This is a series of blogs about the creation and philosophy of Pakistan and it's key actors. These accounts are based on historical facts and references are linked at the bottom.In 1747, Ahmad Shah Abdali ascended the throne of Afghanistan and unified tribes to form the first “nation state” in the East – slightly before such states gained popularity in Europe.
Abdali also demanded that Punjab should secede from the Mughal Empire so that its revenue could go into the maintenance of Kabul. Quite interestingly, the Talpur rulers of Sindh also shifted allegiance from the Mughal Court to the Court of Abdali. Balochistan and Sarhad had already been severed from Mughal suzerainty. Hence the method and logic of Abdali may have been outlandish but he practically marked the boundaries of Pakistan: Sarhad, Balochistan, Punjab and Sindh (and even Kashmir) were no longer connected with the mainland India nor could they be truly absorbed into Afghanistan, since Afghanistan had become a nation state (in an Eastern sense if not the Western) and Abdali was not an "emperor" but a nationalist.

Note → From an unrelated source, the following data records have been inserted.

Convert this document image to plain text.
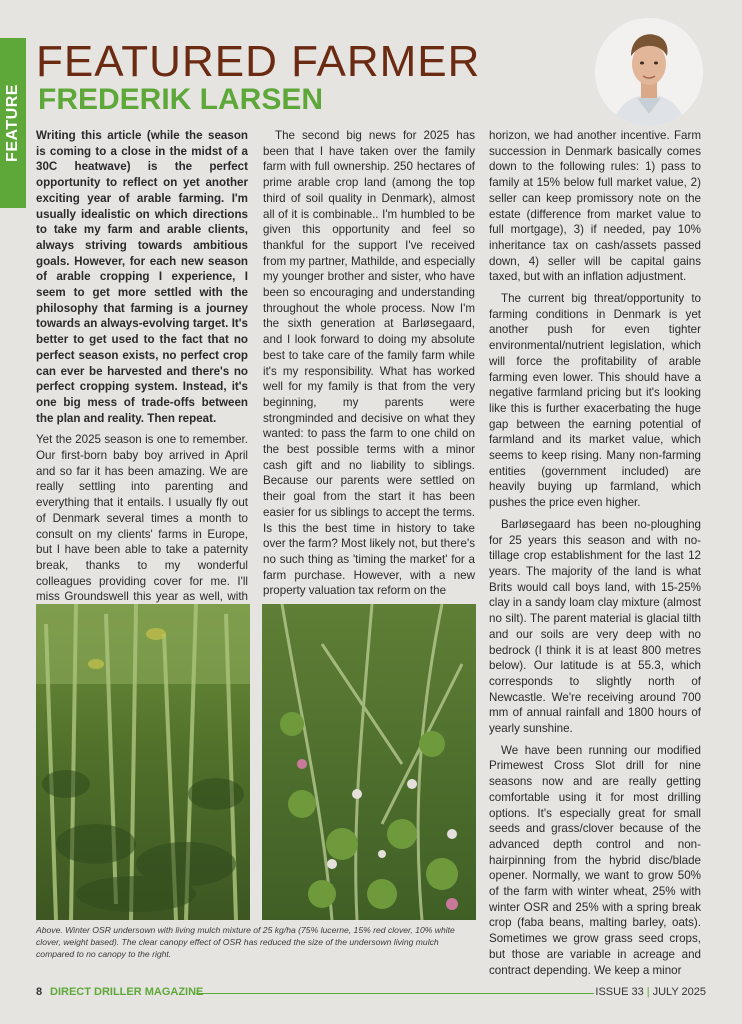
FEATURE
FEATURED FARMER
FREDERIK LARSEN

Writing this article (while the season is coming to a close in the midst of a 30C heatwave) is the perfect opportunity to reflect on yet another exciting year of arable farming. I'm usually idealistic on which directions to take my farm and arable clients, always striving towards ambitious goals. However, for each new season of arable cropping I experience, I seem to get more settled with the philosophy that farming is a journey towards an always-evolving target. It's better to get used to the fact that no perfect season exists, no perfect crop can ever be harvested and there's no perfect cropping system. Instead, it's one big mess of trade-offs between the plan and reality. Then repeat.

Yet the 2025 season is one to remember. Our first-born baby boy arrived in April and so far it has been amazing. We are really settling into parenting and everything that it entails. I usually fly out of Denmark several times a month to consult on my clients' farms in Europe, but I have been able to take a paternity break, thanks to my wonderful colleagues providing cover for me. I'll miss Groundswell this year as well, with

The second big news for 2025 has been that I have taken over the family farm with full ownership. 250 hectares of prime arable crop land (among the top third of soil quality in Denmark), almost all of it is combinable.. I'm humbled to be given this opportunity and feel so thankful for the support I've received from my partner, Mathilde, and especially my younger brother and sister, who have been so encouraging and understanding throughout the whole process. Now I'm the sixth generation at Barløsegaard, and I look forward to doing my absolute best to take care of the family farm while it's my responsibility. What has worked well for my family is that from the very beginning, my parents were strongminded and decisive on what they wanted: to pass the farm to one child on the best possible terms with a minor cash gift and no liability to siblings. Because our parents were settled on their goal from the start it has been easier for us siblings to accept the terms. Is this the best time in history to take over the farm? Most likely not, but there's no such thing as 'timing the market' for a farm purchase. However, with a new property valuation tax reform on the

horizon, we had another incentive. Farm succession in Denmark basically comes down to the following rules: 1) pass to family at 15% below full market value, 2) seller can keep promissory note on the estate (difference from market value to full mortgage), 3) if needed, pay 10% inheritance tax on cash/assets passed down, 4) seller will be capital gains taxed, but with an inflation adjustment.

The current big threat/opportunity to farming conditions in Denmark is yet another push for even tighter environmental/nutrient legislation, which will force the profitability of arable farming even lower. This should have a negative farmland pricing but it's looking like this is further exacerbating the huge gap between the earning potential of farmland and its market value, which seems to keep rising. Many non-farming entities (government included) are heavily buying up farmland, which pushes the price even higher.

Barløsegaard has been no-ploughing for 25 years this season and with no-tillage crop establishment for the last 12 years. The majority of the land is what Brits would call boys land, with 15-25% clay in a sandy loam clay mixture (almost no silt). The parent material is glacial tilth and our soils are very deep with no bedrock (I think it is at least 800 metres below). Our latitude is at 55.3, which corresponds to slightly north of Newcastle. We're receiving around 700 mm of annual rainfall and 1800 hours of yearly sunshine.

We have been running our modified Primewest Cross Slot drill for nine seasons now and are really getting comfortable using it for most drilling options. It's especially great for small seeds and grass/clover because of the advanced depth control and non-hairpinning from the hybrid disc/blade opener. Normally, we want to grow 50% of the farm with winter wheat, 25% with winter OSR and 25% with a spring break crop (faba beans, malting barley, oats). Sometimes we grow grass seed crops, but those are variable in acreage and contract depending. We keep a minor

Above. Winter OSR undersown with living mulch mixture of 25 kg/ha (75% lucerne, 15% red clover, 10% white clover, weight based). The clear canopy effect of OSR has reduced the size of the undersown living mulch compared to no canopy to the right.
8 DIRECT DRILLER MAGAZINE	ISSUE 33 | JULY 2025
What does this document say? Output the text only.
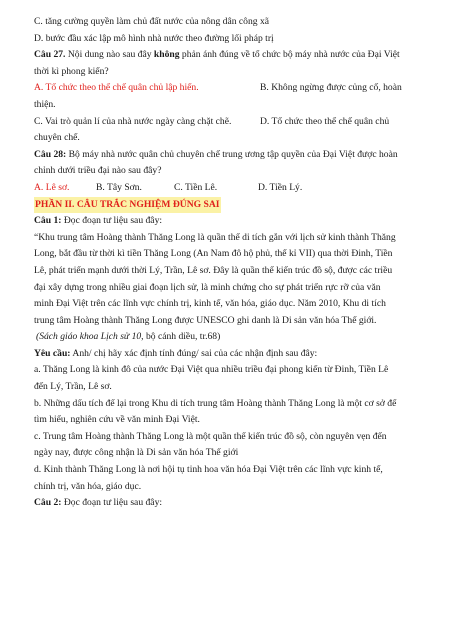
C. tăng cường quyền làm chủ đất nước của nông dân công xã
D. bước đầu xác lập mô hình nhà nước theo đường lối pháp trị
Câu 27. Nội dung nào sau đây không phản ánh đúng về tổ chức bộ máy nhà nước của Đại Việt
thời kì phong kiến?
A. Tổ chức theo thể chế quân chủ lập hiến.	B. Không ngừng được củng cố, hoàn
thiện.
C. Vai trò quản lí của nhà nước ngày càng chặt chẽ.	D. Tổ chức theo thể chế quân chủ
chuyên chế.
Câu 28: Bộ máy nhà nước quân chủ chuyên chế trung ương tập quyền của Đại Việt được hoàn
chỉnh dưới triều đại nào sau đây?
A. Lê sơ.	B. Tây Sơn.	C. Tiền Lê.	D. Tiền Lý.
PHẦN II. CÂU TRẮC NGHIỆM ĐÚNG SAI
Câu 1: Đọc đoạn tư liệu sau đây:
“Khu trung tâm Hoàng thành Thăng Long là quần thể di tích gắn với lịch sử kinh thành Thăng
Long, bắt đầu từ thời kì tiền Thăng Long (An Nam đô hộ phủ, thế kỉ VII) qua thời Đinh, Tiền
Lê, phát triển mạnh dưới thời Lý, Trần, Lê sơ. Đây là quần thể kiến trúc đồ sộ, được các triều
đại xây dựng trong nhiều giai đoạn lịch sử, là minh chứng cho sự phát triển rực rỡ của văn
minh Đại Việt trên các lĩnh vực chính trị, kinh tế, văn hóa, giáo dục. Năm 2010, Khu di tích
trung tâm Hoàng thành Thăng Long được UNESCO ghi danh là Di sản văn hóa Thế giới.
(Sách giáo khoa Lịch sử 10, bộ cánh diều, tr.68)
Yêu cầu: Anh/ chị hãy xác định tính đúng/ sai của các nhận định sau đây:
a. Thăng Long là kinh đô của nước Đại Việt qua nhiều triều đại phong kiến từ Đinh, Tiền Lê
đến Lý, Trần, Lê sơ.
b. Những dấu tích để lại trong Khu di tích trung tâm Hoàng thành Thăng Long là một cơ sở để
tìm hiểu, nghiên cứu về văn minh Đại Việt.
c. Trung tâm Hoàng thành Thăng Long là một quần thể kiến trúc đồ sộ, còn nguyên vẹn đến
ngày nay, được công nhận là Di sản văn hóa Thế giới
d. Kinh thành Thăng Long là nơi hội tụ tinh hoa văn hóa Đại Việt trên các lĩnh vực kinh tế,
chính trị, văn hóa, giáo dục.
Câu 2: Đọc đoạn tư liệu sau đây:
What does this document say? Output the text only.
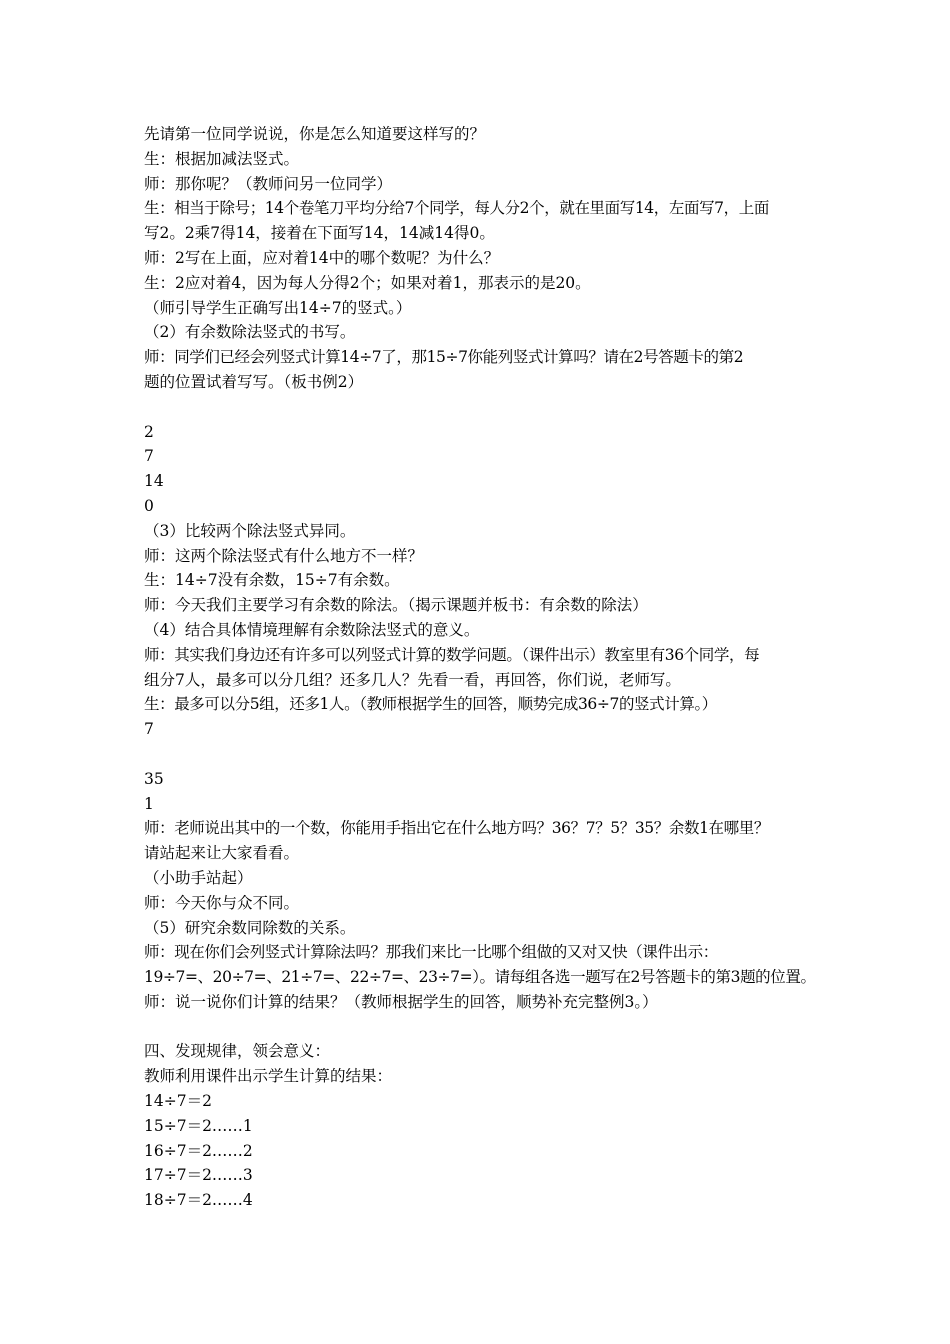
先请第一位同学说说，你是怎么知道要这样写的？
生：根据加减法竖式。
师：那你呢？（教师问另一位同学）
生：相当于除号；14个卷笔刀平均分给7个同学，每人分2个，就在里面写14，左面写7，上面
写2。2乘7得14，接着在下面写14，14减14得0。
师：2写在上面，应对着14中的哪个数呢？为什么？
生：2应对着4，因为每人分得2个；如果对着1，那表示的是20。
（师引导学生正确写出14÷7的竖式。）
（2）有余数除法竖式的书写。
师：同学们已经会列竖式计算14÷7了，那15÷7你能列竖式计算吗？请在2号答题卡的第2
题的位置试着写写。（板书例2）
2
7
14
0
（3）比较两个除法竖式异同。
师：这两个除法竖式有什么地方不一样？
生：14÷7没有余数，15÷7有余数。
师：今天我们主要学习有余数的除法。（揭示课题并板书：有余数的除法）
（4）结合具体情境理解有余数除法竖式的意义。
师：其实我们身边还有许多可以列竖式计算的数学问题。（课件出示）教室里有36个同学，每
组分7人，最多可以分几组？还多几人？先看一看，再回答，你们说，老师写。
生：最多可以分5组，还多1人。（教师根据学生的回答，顺势完成36÷7的竖式计算。）
7
35
1
师：老师说出其中的一个数，你能用手指出它在什么地方吗？36？7？5？35？余数1在哪里？
请站起来让大家看看。
（小助手站起）
师：今天你与众不同。
（5）研究余数同除数的关系。
师：现在你们会列竖式计算除法吗？那我们来比一比哪个组做的又对又快（课件出示：
19÷7=、20÷7=、21÷7=、22÷7=、23÷7=）。请每组各选一题写在2号答题卡的第3题的位置。
师：说一说你们计算的结果？（教师根据学生的回答，顺势补充完整例3。）
四、发现规律，领会意义：
教师利用课件出示学生计算的结果：
14÷7＝2
15÷7＝2……1
16÷7＝2……2
17÷7＝2……3
18÷7＝2……4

One man who may have seen a deeper meaning in these events was Shah Waliullah of Delhi: the visionary who had dreamed of a spiritual social reconstruction. It is is said that when Abdali rescued the Mughal King of Delhi from the onslaught of the Maratha Confederacy of the South in 1761, Waliullah suggested that instead of restoring the emperor, a council of nominated representatives should be given the charge and this council should rule by consensus. The suggestion could not be implemented – obviously, Waliullah was ahead of his times. He died a year later.